Heroes among us: Rosa Parks’ sacrifice an example of how to change a nation’s heart
She wasn’t anyone special, at least that’s what Rosa Parks told those who asked her about her decision that day so many years ago not to give up her seat on a public bus.
She was a woman who was tired of succumbing to a policy she knew was wrong — just a regular person who decided to take a stand.
Late last month, upon her death at age 92, we paused to remember her sacrifice and her courage — and to maybe remind ourselves that one person can make a difference, whether it is on a public bus in Montgomery, Ala., or as part of a community improvement project in Wayne County, N.C.
There were thousands of men and women, white and black, who took a stand for freedom and equality across this nation during the civil rights movement. They fought not against their country, but to point out what this nation could and should be, sometimes at great personal risk from those who disagreed with their stance.
They were all heroes.
There are many people who feel all the heroes are gone these days. They wonder if anyone really remembers the sacrifices from the past that paved the way for the freedoms we enjoy today.

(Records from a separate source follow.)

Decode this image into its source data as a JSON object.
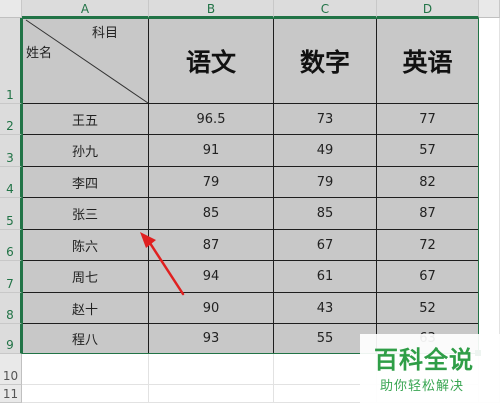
{
  "columns": [
    "A",
    "B",
    "C",
    "D"
  ],
  "rows": [
    "1",
    "2",
    "3",
    "4",
    "5",
    "6",
    "7",
    "8",
    "9",
    "10",
    "11"
  ],
  "header": {
    "subject_label": "科目",
    "name_label": "姓名",
    "subjects": [
      "语文",
      "数字",
      "英语"
    ]
  },
  "records": [
    {
      "name": "王五",
      "scores": [
        "96.5",
        "73",
        "77"
      ]
    },
    {
      "name": "孙九",
      "scores": [
        "91",
        "49",
        "57"
      ]
    },
    {
      "name": "李四",
      "scores": [
        "79",
        "79",
        "82"
      ]
    },
    {
      "name": "张三",
      "scores": [
        "85",
        "85",
        "87"
      ]
    },
    {
      "name": "陈六",
      "scores": [
        "87",
        "67",
        "72"
      ]
    },
    {
      "name": "周七",
      "scores": [
        "94",
        "61",
        "67"
      ]
    },
    {
      "name": "赵十",
      "scores": [
        "90",
        "43",
        "52"
      ]
    },
    {
      "name": "程八",
      "scores": [
        "93",
        "55",
        "63"
      ]
    }
  ],
  "colors": {
    "selection": "#217346",
    "table_fill": "#c8c8c8",
    "arrow": "#e02020",
    "watermark": "#2f9e47"
  },
  "watermark": {
    "title": "百科全说",
    "subtitle": "助你轻松解决"
  }
}
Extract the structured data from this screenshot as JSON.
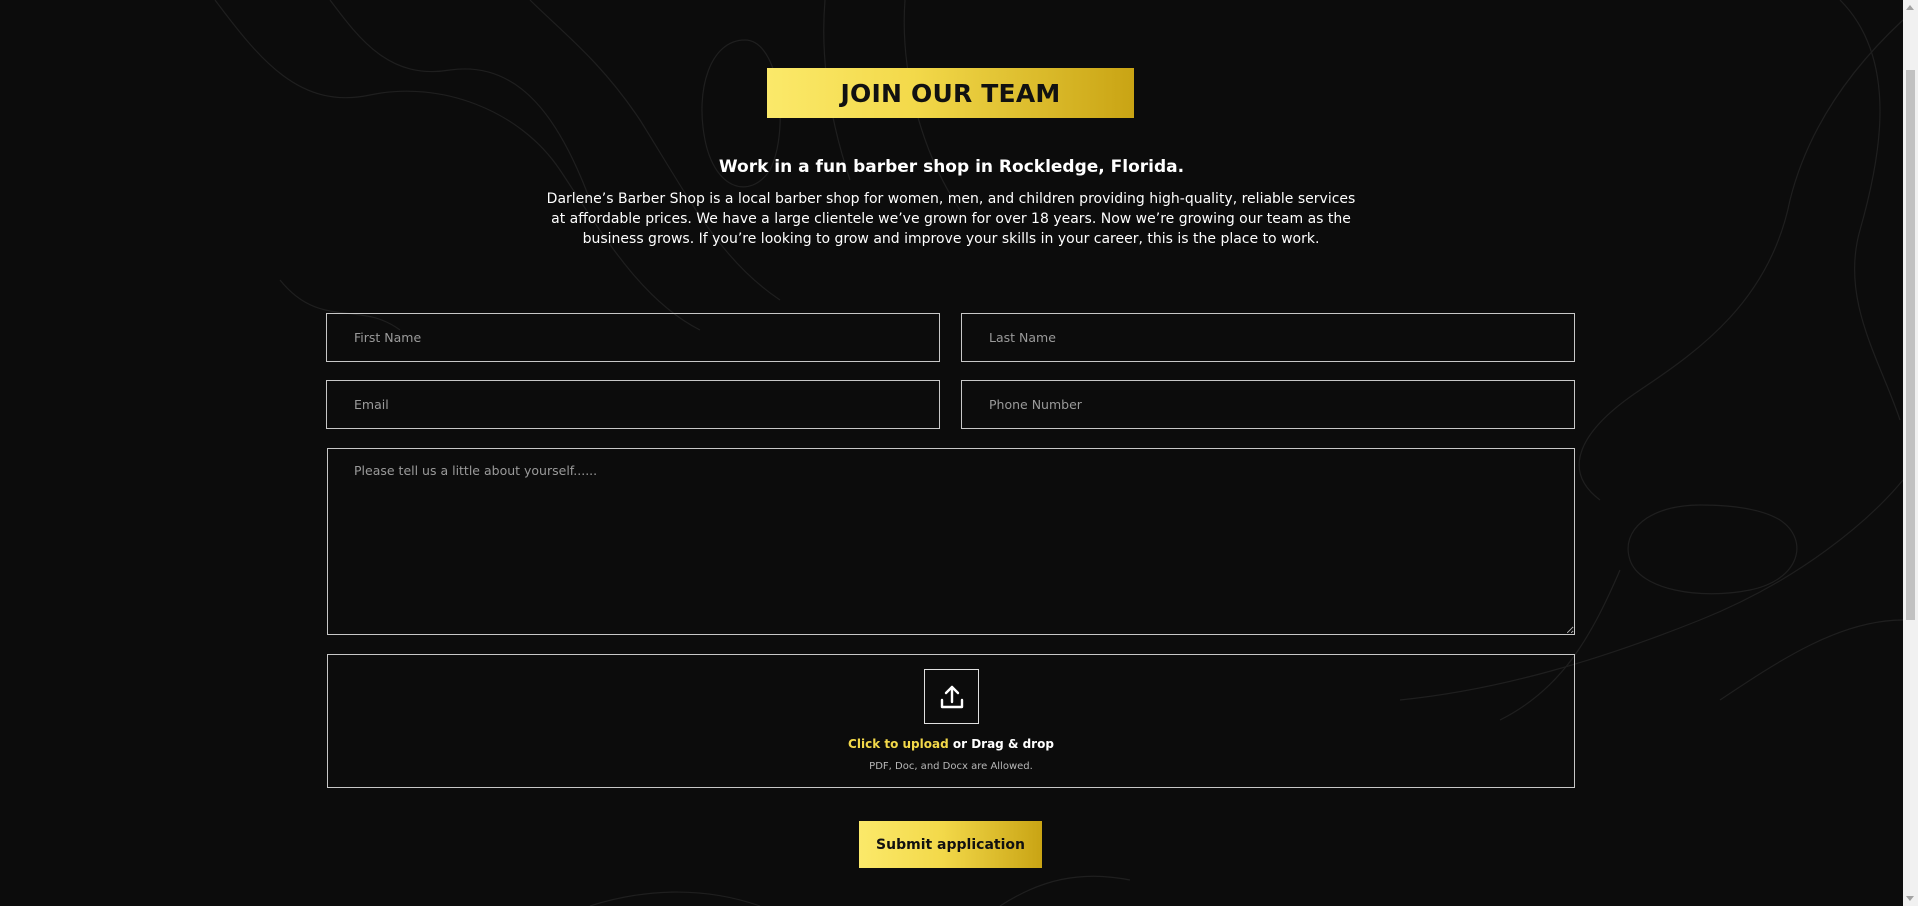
{
  "header": {
    "title": "JOIN OUR TEAM",
    "subtitle": "Work in a fun barber shop in Rockledge, Florida.",
    "intro": "Darlene’s Barber Shop is a local barber shop for women, men, and children providing high-quality, reliable services at affordable prices. We have a large clientele we’ve grown for over 18 years. Now we’re growing our team as the business grows. If you’re looking to grow and improve your skills in your career, this is the place to work."
  },
  "form": {
    "first_name_placeholder": "First Name",
    "last_name_placeholder": "Last Name",
    "email_placeholder": "Email",
    "phone_placeholder": "Phone Number",
    "about_placeholder": "Please tell us a little about yourself......",
    "upload": {
      "icon": "upload-icon",
      "link_text": "Click to upload",
      "rest_text": " or Drag & drop",
      "hint": "PDF, Doc, and Docx are Allowed."
    },
    "submit_label": "Submit application"
  },
  "colors": {
    "background": "#0c0c0c",
    "accent_gold": "#f3d94a",
    "accent_gold_dark": "#c9a414",
    "border": "#c8c8c8"
  }
}
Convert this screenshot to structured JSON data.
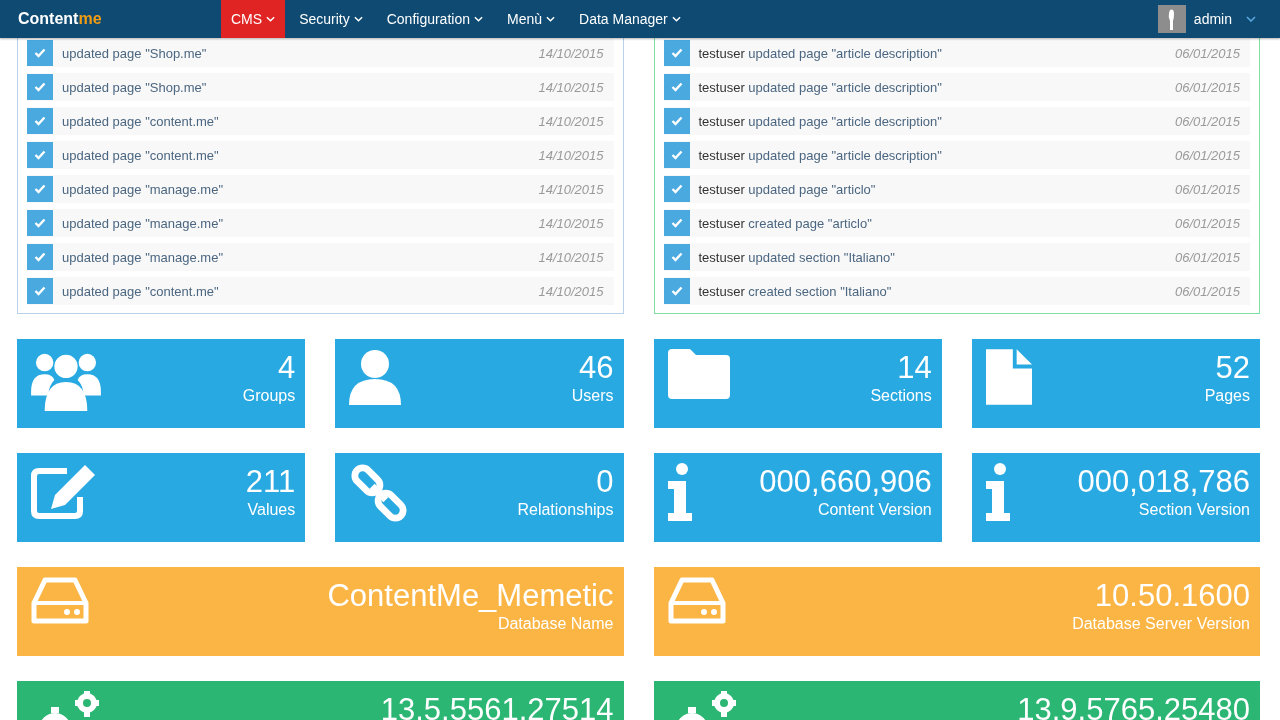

That is why honoring Rosa Parks and the many other people who stood up for what they thought was right in the 1960s is so important. Remembering the struggle and sacrifices is how we continue to value the lessons learned and freedoms gained.
Rosa Parks is one of many thousands of Americans who have impacted this nation not only with regard to the issue of civil rights, but on many other concerns that have helped shape who we have become as a country.
And, hopefully, their example will push others to take an active part in their futures both locally and nationally.
A nation grows and prospers when its citizens care about and become involved with its progress and its conscience. The best way to honor the legacy of Rosa Parks and the thousands of other people like her is to be an active part of your community and nation.
One person really can make a difference if he or she cares enough to try.